In Malmö, the liberated prisoners were registered using the SS lists. She was called ‘Marga van der Kuit’. For the first time in months, she dared to say, ‘My name is Selma.’ This is also the title of her autobiography, which was published in the Netherlands in 2020 and has been translated into numerous languages.
After liberation, Selma returned to her homeland. She was conscripted by the Dutch authorities to work in the medical service of a Dutch unit in London. Only gradually did she learn that her father, mother and sister Clara had been murdered, while her brothers had managed to escape to Great Britain as members of the Dutch navy.
She began studying anthropology and sociology in London, where she worked as a teacher and in the radio department of the BBC. There she met the Belgian journalist Hugo van de Perre, whom she married in 1955. In 1957, their son Jocelyn was born.

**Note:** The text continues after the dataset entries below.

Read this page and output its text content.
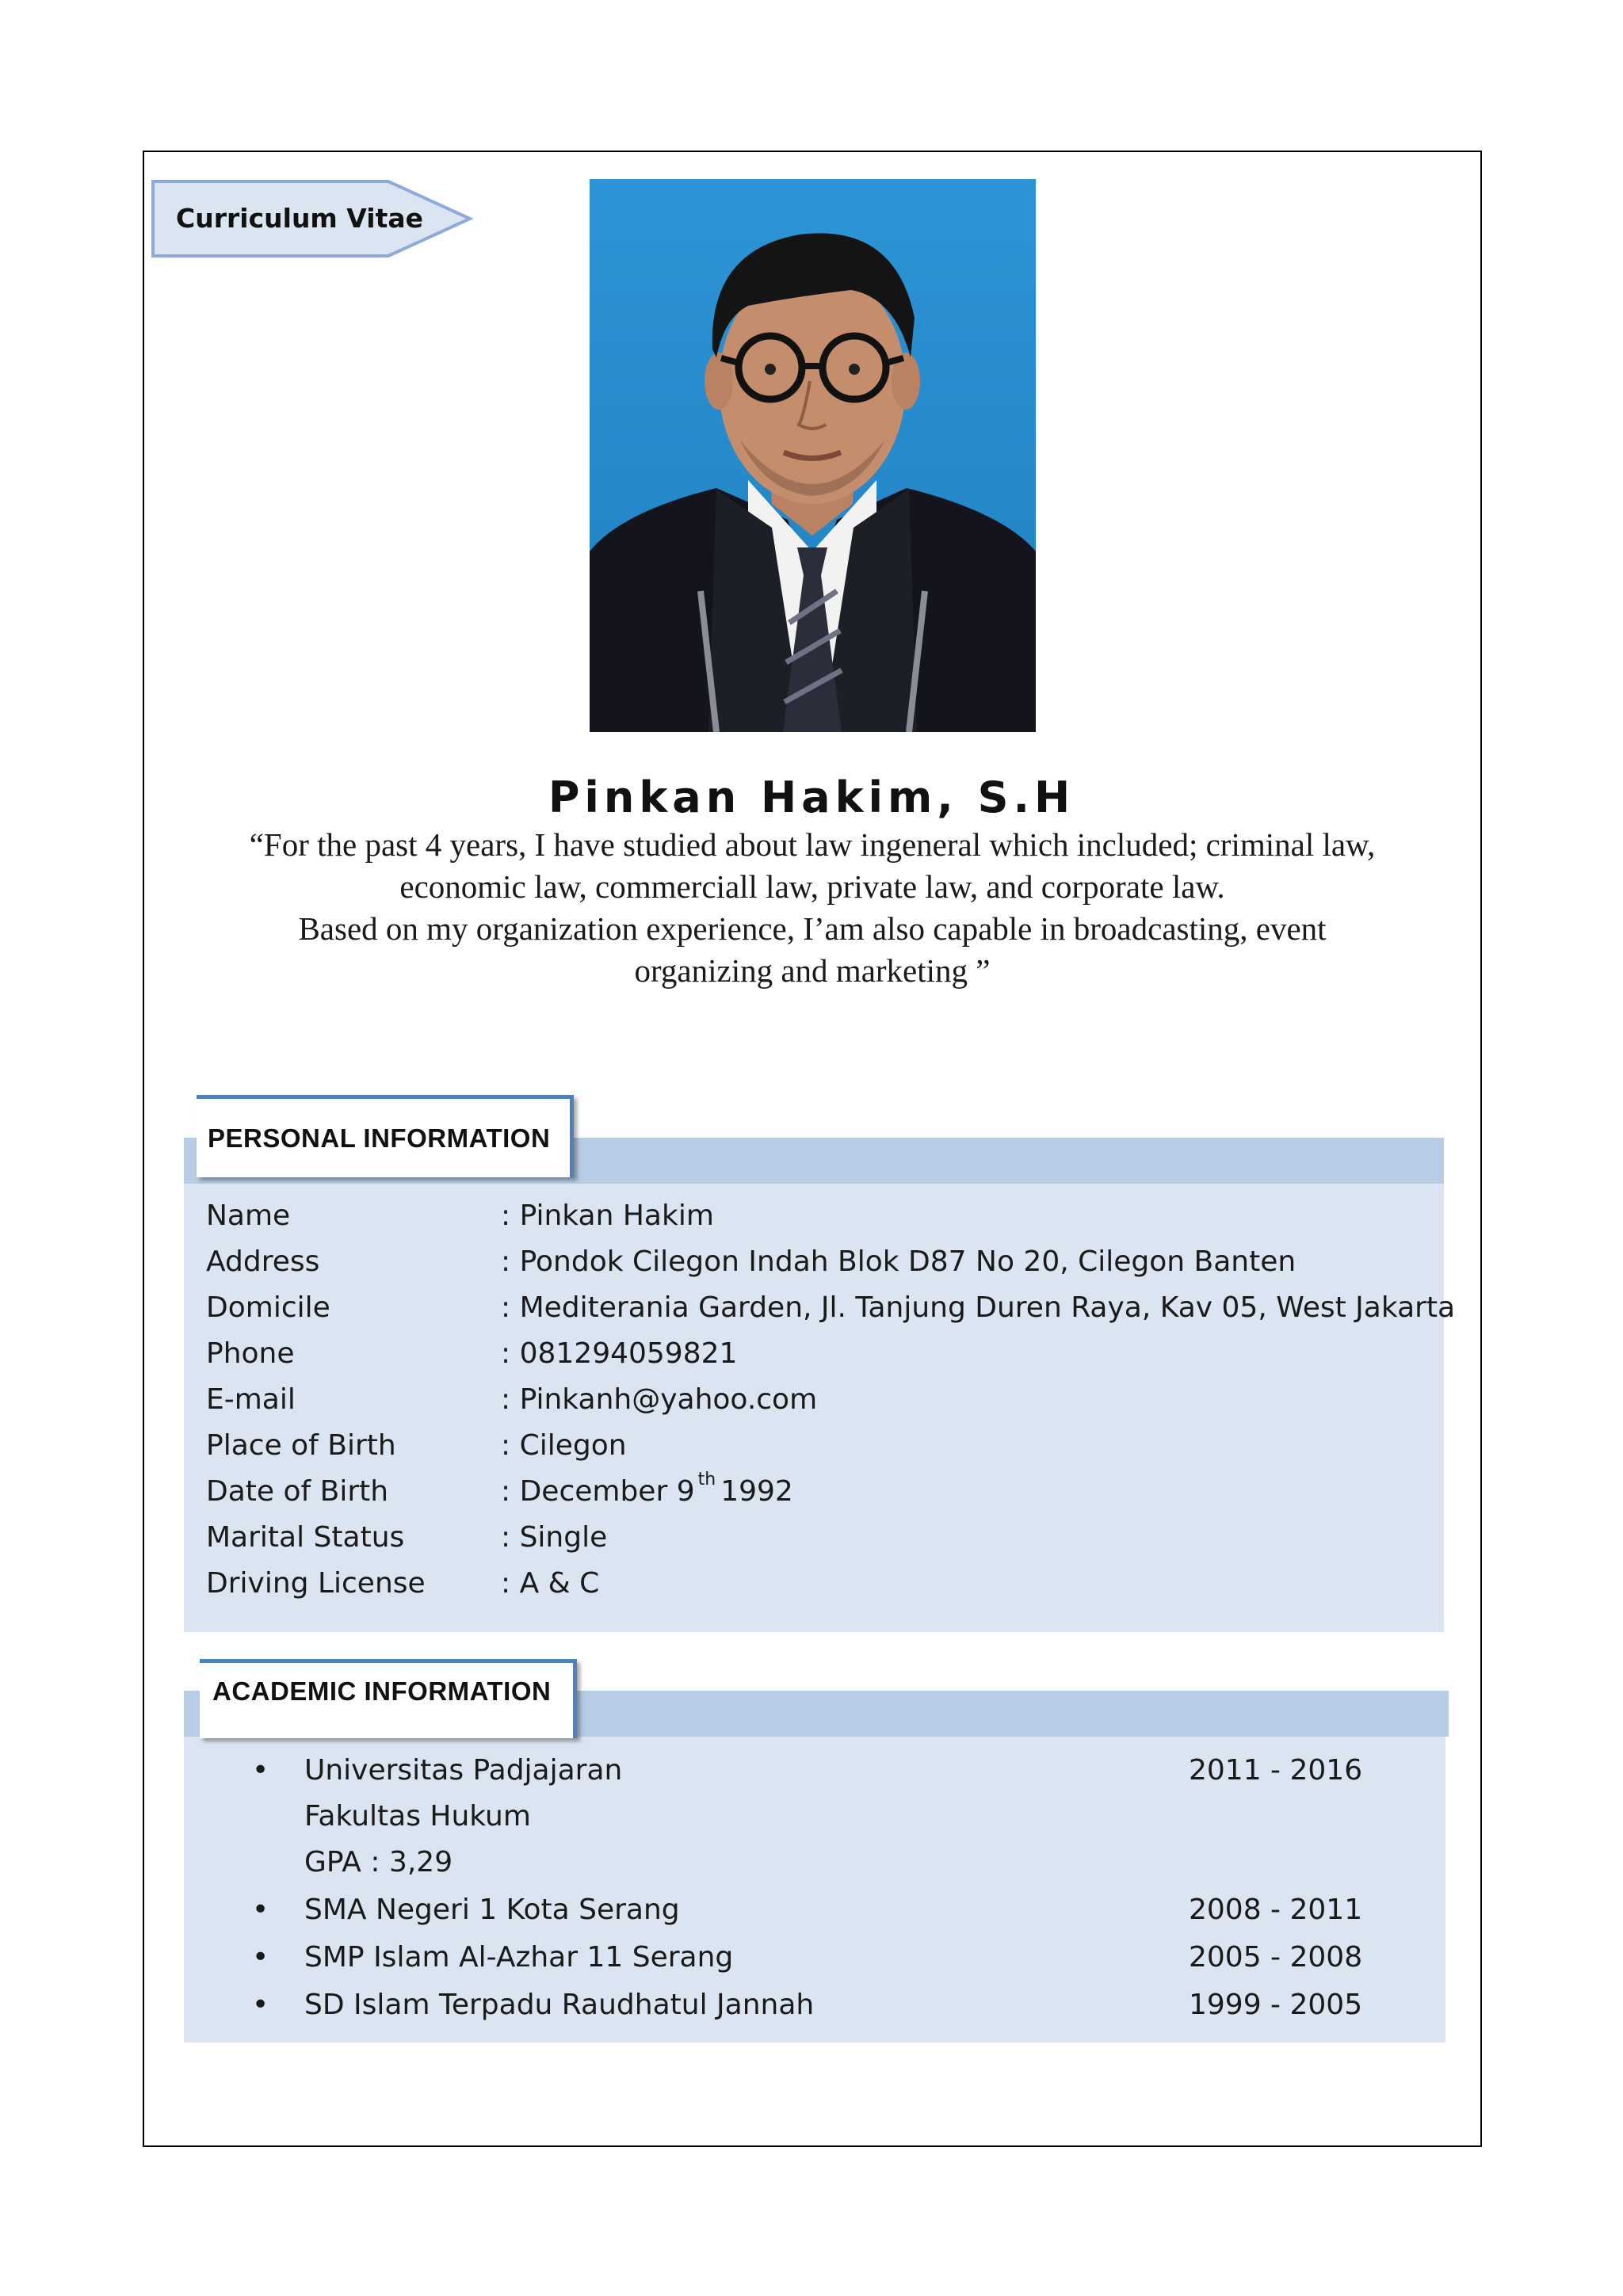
Curriculum Vitae
Pinkan Hakim, S.H

“For the past 4 years, I have studied about law ingeneral which included; criminal law,

economic law, commerciall law, private law, and corporate law.

Based on my organization experience, I’am also capable in broadcasting, event

organizing and marketing ”

PERSONAL INFORMATION
Name	: Pinkan Hakim
Address	: Pondok Cilegon Indah Blok D87 No 20, Cilegon Banten
Domicile	: Mediterania Garden, Jl. Tanjung Duren Raya, Kav 05, West Jakarta
Phone	: 081294059821
E-mail	: Pinkanh@yahoo.com
Place of Birth	: Cilegon
Date of Birth	: December 9 $^{th}$ 1992
Marital Status	: Single
Driving License	: A & C
ACADEMIC INFORMATION
• Universitas Padjajaran	2011 - 2016
Fakultas Hukum
GPA : 3,29
• SMA Negeri 1 Kota Serang	2008 - 2011
• SMP Islam Al-Azhar 11 Serang	2005 - 2008
• SD Islam Terpadu Raudhatul Jannah	1999 - 2005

After Hugo died in 1979, she took over his work as a foreign correspondent for Belgian broadcasters and newspapers, reporting mainly on British art and cultural life.
In 1945, she had decided never to set foot on German soil again. At the urging of other Ravensbrück survivors, she accepted an invitation to attend the 50th anniversary of the liberation at the Memorial in 1995. After that, she became a frequent guest here. From 2015 to 2022, she participated in the annual Ravensbrück Generations Forum, which the Memorial Museum had established together with the Dr. Hildegard Hansche Foundation, and shared her story with teenagers and young adults. She often sat with the participants until late into the night, captivating her listeners with her stories. But she was also a listener herself, sometimes picking up on threads of conversation that had begun months earlier.
In 2021, Selma van de Perre was honoured by the Dutch royal family in London with the title ‘Ridder in de Orde van Oranje-Nassau’. She was a passionate theatregoer and concertgoer, and played golf and bridge with enthusiasm into her old age. On the occasion of her 100th birthday, an exhibition of colourful paintings she had created was held in London.
Selma passed away in London on 20 October 2025 at the age of 103. After her imprisonment in the concentration camps of Vught and Ravensbrück, she was able to live in freedom for another eighty years.
The staff at the Ravensbrück Memorial Museum mourn the loss of Selma, who had become a good friend to many, and express their deepest sympathy to her family, especially her son Jocelyn.